The maximum mortality of honey bee larvae occurred on the second and third day of the experiment, except for the control and L. kunkeei treatments. The spores of P. larvae start to germinate after 12 h of ingestion, progressively multiply, proliferate, and then destroy the epithelium of the midgut, causing larval death (Yue et al., 2008, Ansari et al., 2017). This could explain the higher mortality in larvae on days 2 and 3. In addition, the low mortality observed on these two days in the bee larvae fed with diet supplemented with L. kunkeei highlighted the probiotic effect of this bacterium.

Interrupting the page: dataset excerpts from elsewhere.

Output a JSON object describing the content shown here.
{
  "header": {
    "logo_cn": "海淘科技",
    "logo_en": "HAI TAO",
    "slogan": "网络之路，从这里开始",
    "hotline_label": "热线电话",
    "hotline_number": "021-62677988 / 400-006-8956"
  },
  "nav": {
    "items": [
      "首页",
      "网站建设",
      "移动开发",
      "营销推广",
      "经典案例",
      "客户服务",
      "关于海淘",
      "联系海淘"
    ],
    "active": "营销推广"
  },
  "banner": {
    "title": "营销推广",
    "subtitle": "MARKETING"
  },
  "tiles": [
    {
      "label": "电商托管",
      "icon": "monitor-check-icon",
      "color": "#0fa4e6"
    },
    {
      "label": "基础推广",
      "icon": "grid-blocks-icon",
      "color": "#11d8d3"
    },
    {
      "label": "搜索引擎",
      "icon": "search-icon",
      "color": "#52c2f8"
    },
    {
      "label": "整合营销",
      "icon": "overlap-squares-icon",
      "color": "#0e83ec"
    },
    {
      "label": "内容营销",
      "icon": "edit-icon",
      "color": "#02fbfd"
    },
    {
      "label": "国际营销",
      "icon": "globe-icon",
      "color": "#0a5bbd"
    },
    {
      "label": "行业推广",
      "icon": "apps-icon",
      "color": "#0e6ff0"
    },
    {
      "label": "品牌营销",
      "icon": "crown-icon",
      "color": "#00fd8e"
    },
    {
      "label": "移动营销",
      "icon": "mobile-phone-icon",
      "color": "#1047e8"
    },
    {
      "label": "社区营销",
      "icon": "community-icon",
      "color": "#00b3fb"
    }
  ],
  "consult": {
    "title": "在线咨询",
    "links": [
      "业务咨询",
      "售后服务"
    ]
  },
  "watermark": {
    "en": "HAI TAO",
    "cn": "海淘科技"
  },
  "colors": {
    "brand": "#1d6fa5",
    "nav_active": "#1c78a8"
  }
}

It was generally observed that total volume of the diet consumed by a larva for six days was 125 µL which is lower than reported by Aupinel et al. (2005), who demonstrated that larva consumes 160 µL of diet. The reason for this difference may be the size of the local honey bees (A. m. jemenitica), which is the smallest bee race of A. mellifera based on morphometric characteristics (Alattal et al., 2014).

Conclusion

Probiotic effects of seven gut bacteria isolated from the local honey bees of Saudi Arabia that were selected on the basis of the extent of their inhibitory activity against P. larvae were evaluated. It was concluded that L. kunkeei and B. licheniformis decreased the mortality percentage in bee larvae infected with P. larvae spores. Other bacteria, F. fructosus and B. subtilis were capable of decreasing the mortality to some extent, while Proteus mirabilis, E. kobei, and M. morganii did not perform well in decreasing larval mortality. Bacteria belonging to Lactobacillus and Bacillus and some of their metabolites, are getting significant importance in apiculture industry. Therefore, a more detailed study tailored towards investigating and characterizing the metabolites responsible for inhibition of P. larvae is required or recommended as they are safe to use, ecofriendly, protect bees from pathogen and boost immunity.

Declaration of interest

The authors confirm that there is no conflict of interests and are also liable for the content and writing of this article.